I learned a lot when I climbed this website and got a better understanding of the basic knowledge of python.
First, the usage of. join. It's better to handle the crawled text.
Then, the following:: usage of xpath is used. It takes all peers behind the node, which is very easy to use.
Then there's a puzzle. I don't know why. When I use string to crawl all the information of the tutor, I can only crawl the last line. I need to use text (). I hope it's my vscode problem.

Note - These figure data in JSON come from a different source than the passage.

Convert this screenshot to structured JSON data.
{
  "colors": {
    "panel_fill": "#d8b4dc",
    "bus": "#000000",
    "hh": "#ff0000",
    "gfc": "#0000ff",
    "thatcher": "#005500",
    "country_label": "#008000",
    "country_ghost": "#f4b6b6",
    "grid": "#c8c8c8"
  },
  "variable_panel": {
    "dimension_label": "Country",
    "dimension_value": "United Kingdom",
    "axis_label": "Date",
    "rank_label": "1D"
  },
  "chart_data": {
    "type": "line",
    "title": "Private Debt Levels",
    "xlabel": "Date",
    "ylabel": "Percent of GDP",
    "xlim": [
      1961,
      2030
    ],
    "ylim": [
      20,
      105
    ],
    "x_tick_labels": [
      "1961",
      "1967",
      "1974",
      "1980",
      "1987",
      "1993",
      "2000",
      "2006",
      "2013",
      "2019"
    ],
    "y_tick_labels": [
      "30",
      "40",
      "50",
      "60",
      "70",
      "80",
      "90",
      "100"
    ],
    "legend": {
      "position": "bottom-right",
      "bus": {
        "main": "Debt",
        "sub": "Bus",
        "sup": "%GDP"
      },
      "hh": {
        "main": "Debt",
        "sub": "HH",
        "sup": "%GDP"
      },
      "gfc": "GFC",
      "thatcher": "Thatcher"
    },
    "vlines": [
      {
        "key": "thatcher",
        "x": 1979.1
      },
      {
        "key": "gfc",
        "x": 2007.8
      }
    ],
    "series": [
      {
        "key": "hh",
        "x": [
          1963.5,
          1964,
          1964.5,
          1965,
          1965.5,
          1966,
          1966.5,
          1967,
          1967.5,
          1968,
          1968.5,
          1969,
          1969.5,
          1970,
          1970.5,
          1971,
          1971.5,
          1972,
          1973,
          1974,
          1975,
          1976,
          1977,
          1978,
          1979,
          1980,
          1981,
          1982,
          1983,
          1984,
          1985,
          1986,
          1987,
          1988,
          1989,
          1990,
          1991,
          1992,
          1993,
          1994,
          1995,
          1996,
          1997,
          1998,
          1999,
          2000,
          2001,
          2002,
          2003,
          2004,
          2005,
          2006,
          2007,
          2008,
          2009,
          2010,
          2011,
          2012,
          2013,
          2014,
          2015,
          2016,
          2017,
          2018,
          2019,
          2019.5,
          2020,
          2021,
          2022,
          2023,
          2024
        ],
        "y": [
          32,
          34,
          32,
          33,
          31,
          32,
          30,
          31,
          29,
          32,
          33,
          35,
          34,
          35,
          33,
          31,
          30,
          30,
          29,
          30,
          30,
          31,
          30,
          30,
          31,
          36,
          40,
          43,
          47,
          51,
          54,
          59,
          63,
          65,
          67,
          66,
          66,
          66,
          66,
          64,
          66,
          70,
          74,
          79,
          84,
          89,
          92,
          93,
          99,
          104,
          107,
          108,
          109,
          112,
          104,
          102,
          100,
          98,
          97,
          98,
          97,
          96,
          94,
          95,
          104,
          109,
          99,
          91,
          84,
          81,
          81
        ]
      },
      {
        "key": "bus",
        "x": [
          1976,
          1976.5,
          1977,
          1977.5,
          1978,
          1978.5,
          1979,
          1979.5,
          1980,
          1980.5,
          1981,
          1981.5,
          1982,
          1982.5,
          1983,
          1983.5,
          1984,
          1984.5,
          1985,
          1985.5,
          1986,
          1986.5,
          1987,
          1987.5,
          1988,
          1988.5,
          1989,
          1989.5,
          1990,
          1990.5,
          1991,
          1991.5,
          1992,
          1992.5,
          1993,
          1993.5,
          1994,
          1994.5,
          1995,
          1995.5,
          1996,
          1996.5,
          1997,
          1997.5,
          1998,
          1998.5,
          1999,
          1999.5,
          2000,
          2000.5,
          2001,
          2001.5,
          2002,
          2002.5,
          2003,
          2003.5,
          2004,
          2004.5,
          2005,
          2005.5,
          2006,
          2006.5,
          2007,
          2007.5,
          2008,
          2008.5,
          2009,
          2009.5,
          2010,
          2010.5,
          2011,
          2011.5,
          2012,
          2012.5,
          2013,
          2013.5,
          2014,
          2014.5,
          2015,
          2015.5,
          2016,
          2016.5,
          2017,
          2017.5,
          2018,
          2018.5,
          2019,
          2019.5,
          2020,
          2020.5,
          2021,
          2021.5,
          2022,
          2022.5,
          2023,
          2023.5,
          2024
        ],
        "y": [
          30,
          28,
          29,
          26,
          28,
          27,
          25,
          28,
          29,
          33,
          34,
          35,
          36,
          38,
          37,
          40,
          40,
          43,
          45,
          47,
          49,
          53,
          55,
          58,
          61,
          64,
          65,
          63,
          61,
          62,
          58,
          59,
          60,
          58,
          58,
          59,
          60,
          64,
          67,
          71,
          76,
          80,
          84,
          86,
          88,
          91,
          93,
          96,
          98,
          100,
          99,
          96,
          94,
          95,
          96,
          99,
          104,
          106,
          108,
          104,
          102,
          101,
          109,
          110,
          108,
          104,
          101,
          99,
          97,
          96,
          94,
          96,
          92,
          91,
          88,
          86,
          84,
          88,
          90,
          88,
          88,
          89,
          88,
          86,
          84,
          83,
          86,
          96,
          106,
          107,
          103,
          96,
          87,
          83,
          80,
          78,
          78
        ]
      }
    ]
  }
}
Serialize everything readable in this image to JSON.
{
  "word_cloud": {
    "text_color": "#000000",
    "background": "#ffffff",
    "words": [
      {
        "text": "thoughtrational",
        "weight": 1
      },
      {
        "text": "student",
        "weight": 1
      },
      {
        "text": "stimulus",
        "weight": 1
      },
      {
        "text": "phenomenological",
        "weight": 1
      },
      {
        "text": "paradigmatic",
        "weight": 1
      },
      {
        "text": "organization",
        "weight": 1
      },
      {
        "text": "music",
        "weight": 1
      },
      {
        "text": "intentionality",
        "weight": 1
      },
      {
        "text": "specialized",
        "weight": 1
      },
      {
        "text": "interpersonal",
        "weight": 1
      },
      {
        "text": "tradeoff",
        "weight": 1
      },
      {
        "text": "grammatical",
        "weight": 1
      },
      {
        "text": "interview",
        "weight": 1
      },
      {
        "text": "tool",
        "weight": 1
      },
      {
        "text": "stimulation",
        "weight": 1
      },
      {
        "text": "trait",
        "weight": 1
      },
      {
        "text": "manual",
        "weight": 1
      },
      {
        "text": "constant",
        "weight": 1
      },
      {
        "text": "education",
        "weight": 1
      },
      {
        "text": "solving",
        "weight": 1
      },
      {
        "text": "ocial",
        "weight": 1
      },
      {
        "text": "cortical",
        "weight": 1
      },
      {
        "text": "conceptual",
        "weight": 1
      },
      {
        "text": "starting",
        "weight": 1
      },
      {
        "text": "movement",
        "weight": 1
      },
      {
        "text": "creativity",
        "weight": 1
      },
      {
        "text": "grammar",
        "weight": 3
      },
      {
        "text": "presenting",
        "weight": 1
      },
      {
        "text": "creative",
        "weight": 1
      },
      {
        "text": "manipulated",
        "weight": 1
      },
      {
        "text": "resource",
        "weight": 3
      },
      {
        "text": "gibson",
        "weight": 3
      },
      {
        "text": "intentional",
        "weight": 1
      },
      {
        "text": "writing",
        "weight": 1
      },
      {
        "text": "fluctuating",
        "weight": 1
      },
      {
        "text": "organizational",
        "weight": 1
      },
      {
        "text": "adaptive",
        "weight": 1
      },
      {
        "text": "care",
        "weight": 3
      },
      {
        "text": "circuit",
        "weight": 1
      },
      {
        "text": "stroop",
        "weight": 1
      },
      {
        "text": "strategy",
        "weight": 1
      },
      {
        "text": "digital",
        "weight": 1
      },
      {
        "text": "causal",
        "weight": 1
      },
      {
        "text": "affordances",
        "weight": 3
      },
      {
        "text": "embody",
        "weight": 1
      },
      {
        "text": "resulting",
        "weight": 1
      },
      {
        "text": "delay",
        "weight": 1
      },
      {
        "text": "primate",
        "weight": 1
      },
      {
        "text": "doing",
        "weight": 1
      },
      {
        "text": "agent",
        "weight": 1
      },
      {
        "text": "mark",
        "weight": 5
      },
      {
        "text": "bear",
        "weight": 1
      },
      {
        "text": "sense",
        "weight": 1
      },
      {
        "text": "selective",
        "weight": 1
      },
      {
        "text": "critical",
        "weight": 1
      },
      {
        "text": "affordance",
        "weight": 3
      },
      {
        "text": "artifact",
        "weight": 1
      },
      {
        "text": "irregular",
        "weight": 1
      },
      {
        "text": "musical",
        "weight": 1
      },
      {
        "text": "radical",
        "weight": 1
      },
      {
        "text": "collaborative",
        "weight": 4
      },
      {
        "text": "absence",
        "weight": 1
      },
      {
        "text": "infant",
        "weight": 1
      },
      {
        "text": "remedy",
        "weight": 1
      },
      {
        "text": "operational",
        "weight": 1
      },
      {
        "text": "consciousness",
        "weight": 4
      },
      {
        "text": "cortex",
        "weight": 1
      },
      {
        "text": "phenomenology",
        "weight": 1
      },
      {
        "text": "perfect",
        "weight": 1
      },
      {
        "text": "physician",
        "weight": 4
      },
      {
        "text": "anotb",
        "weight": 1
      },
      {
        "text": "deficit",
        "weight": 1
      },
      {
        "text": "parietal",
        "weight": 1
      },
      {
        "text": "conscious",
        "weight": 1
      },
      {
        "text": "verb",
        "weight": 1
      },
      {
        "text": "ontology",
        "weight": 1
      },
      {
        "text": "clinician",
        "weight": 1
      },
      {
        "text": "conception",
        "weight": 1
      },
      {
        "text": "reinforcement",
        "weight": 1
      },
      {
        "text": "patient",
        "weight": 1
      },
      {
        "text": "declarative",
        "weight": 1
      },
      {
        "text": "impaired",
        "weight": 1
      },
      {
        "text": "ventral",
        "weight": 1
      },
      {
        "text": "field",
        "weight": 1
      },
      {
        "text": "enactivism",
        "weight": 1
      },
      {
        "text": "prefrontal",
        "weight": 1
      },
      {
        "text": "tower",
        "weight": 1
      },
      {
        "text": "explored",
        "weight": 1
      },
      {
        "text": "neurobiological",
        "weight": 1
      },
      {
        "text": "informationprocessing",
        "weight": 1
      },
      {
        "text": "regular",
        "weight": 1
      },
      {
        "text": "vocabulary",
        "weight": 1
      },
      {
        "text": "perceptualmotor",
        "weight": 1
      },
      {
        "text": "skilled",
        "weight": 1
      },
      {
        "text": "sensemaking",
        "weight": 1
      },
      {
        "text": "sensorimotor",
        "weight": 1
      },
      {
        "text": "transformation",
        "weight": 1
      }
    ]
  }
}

In the future, if there is no special situation, the code of climbing the school website will not be posted, which is not very interesting.
Next is the code
import requests from lxml import etree import random from string import punctuation import re import time import pymongo from pymongo import MongoClient def download(url): headers = {'User-Agent':'Mozilla/5.0 (Windows NT 10.0; Win64; x64) AppleWebKit/537.36 (KHTML, like Gecko) Chrome/74.0.3729.169 Safari/537.36'} time.sleep(1) r = requests.get(url,headers=headers) r.encoding='utf-8' return etree.HTML(r.text) def w_d(list): str = '\n'.join(list) return str def write_down(teacher_imfo): client=MongoClient() db=client.jiliang_teacher_data collection = db.teacher_imfo collection.insert_one(teacher_imfo) print('Downloading:'+teacher_imfo['Full name:']) def deep_spider(url): selector = download(url) a=selector.xpath('//*[@align="center"]') tag=a[1].xpath('following::td/span/text()') cont=a[2].xpath('following::td/text()') dict={} for i in range(1,10): cont.append(' ') for i in range(len(tag)): dict[tag[i]]=cont[i] keti=selector.xpath('/html/body/div[3]/div/table/tr[9]/td/p/text()') huojiang=selector.xpath('/html/body/div[3]/div/table/tr[11]/td/p/text()') jinqi=selector.xpath('/html/body/div[3]/div/table/tr[13]/td/p/text()') zhuchi=selector.xpath('/html/body/div[3]/div/table/tr[15]/td/p/text()') jianli=selector.xpath('/html/body/div[3]/div/table/tr[17]/td/p/text()') qita=selector.xpath('/html/body/div[3]/div/table/tr[19]/td/p/text()') dict['topic']=w_d(keti) dict['Prize winning']=w_d(huojiang) dict['Main achievements published recently']=w_d(jinqi) dict['Scientific research projects presided over and completed']=w_d(zhuchi) dict['Curriculum vitae']=w_d(jianli) dict['Other']=w_d(qita) write_down(dict) def spider_zong(url): selector = download(url) xueyuan = selector.xpath('//*[@align="center"]/b/text()')[1:] detail_url=selector.xpath('//*[@target="_blank"]/@href')[8:] for j in range(len(detail_url)): for i in detail_url: if 'http' in i or '#' in i : detail_url.remove(i) for i in detail_url: order_url='https://yjsb.cjlu.edu.cn/yjsy/daoshi/{}'.format(i) deep_spider(order_url) spider_zong('https://yjsb.cjlu.edu.cn/yjsy/daoshi/index.jspx')
Generally speaking, it's just like this. There's nothing new about it.